In one of her final duties as president of Anne Arundel Community College, Martha Smith stood before this year's graduating class during commencement and engaged in a moment of call and response that had all the trappings of a student pep rally.
Smith implored the 1,998 graduates Thursday to pursue careers that speak to their passions, then several times instructed students seated to her left to utter, "Do what you love," while telling the right side of the room to say, "Love what you do."
Over and over again, the graduates bellowed the chants, some with the kind of loud-decibel roars most often associated with the Ravens faithful. Then they gave Smith a thunderous ovation after her speech, a tribute to a president whose mark on the school has left many in its community saying that they hate to see her go.
"I have so many friends who are devastated that she's leaving," said AACC student Schaeffer Seabrook. "She's so amazing."
Smith, 63, who became AACC's fifth president in August 1994, announced her retirement in April last year. She will officially step down as president Aug. 1. Last month, AACC named her successor, Dawn Lindsay of Glendale Community College in California.
Smith has agreed to continue working for AACC as a consultant. AACC spokesman Dan Baum said that the school's board of trustees has entered into a five-year deal with Smith that offers annual compensation of $140,000 as well as health and retirement benefits at a reduced rate. Smith's annual salary as president of AACC was $234,000.
In her 18 years as president, Smith opened an on-campus Center for Applied Learning and Technology as well as an off-campus Sales and Service Training Center and Regional Higher Education Center at Arundel Mills and a Hotel, Culinary Arts and Tourism Institute in Glen Burnie. The school's new library will open in August.
During her tenure, the school was named the National Alliance of Business' Community College of the Year.
"She's been very motivating, very inspiring and always there for us," said Abdul Khan, AACC student association president. "It will definitely be hard to fill her shoes."
She spoke at Thursday's commencement before the largest graduating class in the school's 50-year history.
"What I'm most proud of is what this place does for individual students in helping them change their lives," said Smith, who during an interview in her office on Tuesday broke down crying when asked what experiences she had taken from the school in 18 years.

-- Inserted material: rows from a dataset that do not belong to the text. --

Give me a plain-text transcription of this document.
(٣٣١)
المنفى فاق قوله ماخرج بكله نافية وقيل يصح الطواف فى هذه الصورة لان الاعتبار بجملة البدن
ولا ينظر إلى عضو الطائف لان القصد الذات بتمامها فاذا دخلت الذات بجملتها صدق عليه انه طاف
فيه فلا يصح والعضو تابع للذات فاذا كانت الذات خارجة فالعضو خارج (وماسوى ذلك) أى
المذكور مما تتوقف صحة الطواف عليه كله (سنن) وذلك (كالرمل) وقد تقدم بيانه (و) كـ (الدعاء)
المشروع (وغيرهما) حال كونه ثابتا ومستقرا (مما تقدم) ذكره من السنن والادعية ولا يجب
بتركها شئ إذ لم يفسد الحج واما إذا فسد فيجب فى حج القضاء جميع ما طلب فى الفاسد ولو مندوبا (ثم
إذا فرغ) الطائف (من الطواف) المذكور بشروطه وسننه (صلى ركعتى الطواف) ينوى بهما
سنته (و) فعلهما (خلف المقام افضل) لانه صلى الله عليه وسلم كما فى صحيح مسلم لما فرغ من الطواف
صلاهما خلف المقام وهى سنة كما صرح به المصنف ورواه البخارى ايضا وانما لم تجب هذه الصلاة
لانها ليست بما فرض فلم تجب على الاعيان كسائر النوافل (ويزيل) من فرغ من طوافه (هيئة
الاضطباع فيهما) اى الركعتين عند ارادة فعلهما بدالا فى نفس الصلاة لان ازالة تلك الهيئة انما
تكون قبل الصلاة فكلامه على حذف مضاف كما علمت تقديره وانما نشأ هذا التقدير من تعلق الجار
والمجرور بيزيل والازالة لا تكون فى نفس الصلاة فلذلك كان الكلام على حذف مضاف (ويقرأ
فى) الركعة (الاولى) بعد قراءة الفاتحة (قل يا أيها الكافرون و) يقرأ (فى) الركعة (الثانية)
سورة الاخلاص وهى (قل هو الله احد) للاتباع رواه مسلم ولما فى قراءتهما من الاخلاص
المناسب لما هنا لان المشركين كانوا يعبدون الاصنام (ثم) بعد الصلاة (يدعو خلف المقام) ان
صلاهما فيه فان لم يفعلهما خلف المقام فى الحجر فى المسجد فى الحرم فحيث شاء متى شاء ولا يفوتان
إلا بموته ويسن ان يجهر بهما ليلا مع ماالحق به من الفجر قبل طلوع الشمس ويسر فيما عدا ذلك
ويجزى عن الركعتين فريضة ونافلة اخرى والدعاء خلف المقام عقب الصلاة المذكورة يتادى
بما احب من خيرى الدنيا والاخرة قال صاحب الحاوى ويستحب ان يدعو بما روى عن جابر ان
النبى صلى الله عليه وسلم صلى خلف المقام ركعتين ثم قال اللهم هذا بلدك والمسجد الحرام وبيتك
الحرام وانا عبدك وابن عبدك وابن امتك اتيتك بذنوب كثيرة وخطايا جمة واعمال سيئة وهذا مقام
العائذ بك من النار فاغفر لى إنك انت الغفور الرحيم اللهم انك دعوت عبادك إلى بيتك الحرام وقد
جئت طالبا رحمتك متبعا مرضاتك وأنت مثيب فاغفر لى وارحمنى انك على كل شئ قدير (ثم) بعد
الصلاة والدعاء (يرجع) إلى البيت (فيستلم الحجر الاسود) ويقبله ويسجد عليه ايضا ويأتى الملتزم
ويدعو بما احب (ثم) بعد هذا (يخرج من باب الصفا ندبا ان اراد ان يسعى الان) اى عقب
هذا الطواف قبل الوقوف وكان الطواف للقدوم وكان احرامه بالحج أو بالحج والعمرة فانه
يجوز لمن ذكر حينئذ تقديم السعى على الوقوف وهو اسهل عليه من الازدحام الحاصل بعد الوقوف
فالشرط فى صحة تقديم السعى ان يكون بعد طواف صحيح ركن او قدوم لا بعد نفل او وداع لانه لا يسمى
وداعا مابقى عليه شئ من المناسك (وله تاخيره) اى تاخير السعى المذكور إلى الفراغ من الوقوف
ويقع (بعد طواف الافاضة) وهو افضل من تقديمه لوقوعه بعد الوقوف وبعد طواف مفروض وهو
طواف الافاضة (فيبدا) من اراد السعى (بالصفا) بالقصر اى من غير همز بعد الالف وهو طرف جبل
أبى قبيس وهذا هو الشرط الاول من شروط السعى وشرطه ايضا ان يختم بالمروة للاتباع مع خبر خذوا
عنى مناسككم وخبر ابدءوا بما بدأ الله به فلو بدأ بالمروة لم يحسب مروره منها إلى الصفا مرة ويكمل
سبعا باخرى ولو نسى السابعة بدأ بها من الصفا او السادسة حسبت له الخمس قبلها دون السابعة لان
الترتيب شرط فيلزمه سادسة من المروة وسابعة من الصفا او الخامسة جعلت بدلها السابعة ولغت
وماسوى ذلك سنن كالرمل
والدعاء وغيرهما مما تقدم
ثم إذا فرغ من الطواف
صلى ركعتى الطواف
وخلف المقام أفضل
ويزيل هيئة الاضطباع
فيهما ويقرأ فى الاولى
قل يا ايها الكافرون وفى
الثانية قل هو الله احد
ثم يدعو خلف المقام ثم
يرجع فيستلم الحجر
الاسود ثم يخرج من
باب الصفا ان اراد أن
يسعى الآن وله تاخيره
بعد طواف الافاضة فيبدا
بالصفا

"The 18 years I've had here is one of the richest possible gifts a person could have in their lifetime," Smith said. "When you come to commencement and you look out at those graduates, you see America, and you see that year after year after year. Fortunately the numbers keep growing. That's a really good thing."
But the end of her tenure has come with challenges. Last year, AACC trustees approved a $110.6 million operating budget proposal that included a tuition-and-fee increase of $16 per credit hour, the largest such increase in school history.
Smith said that budget shortfalls, particularly in what she called "unprecedented" cuts in government funding, have made her last year as president a difficult one. She added that budget concerns are among the biggest challenges that Lindsay will face in the coming years.
"I think she's walking into ... a much better situation than that of [fiscal year] 2012," said Smith of Lindsay. She added that increased student fees for this year will give the school more revenue entering next year.
She said that the state has already pledged increased funds for colleges and added that AACC officials believe they will be successful in petitioning the county to restore some of the funding lost in last year's budget.
But she added that she believes the school made the right decision in choosing Lindsay from more than 120 applicants. "She gets why we're here," said Smith. "We're here to help students become successful and either transfer to four-year schools or enter the workforce."
After her commencement address, AACC officials presented Smith with several gifts, including an AACC T-shirt with the words "Lifelong Learner" on the back. AACC students past and present lauded her for guiding the school through difficult times over her last few years.
"I really admire all the challenges she overcame during her 18 years, but more specifically, with the past year or two when we've had some challenges with the budgeting and County Council," said Morgan O'Brien, who graduated from AACC last year with two associate degrees and is now a student at Towson University. "I really feel so honored to be one of the students she's touched."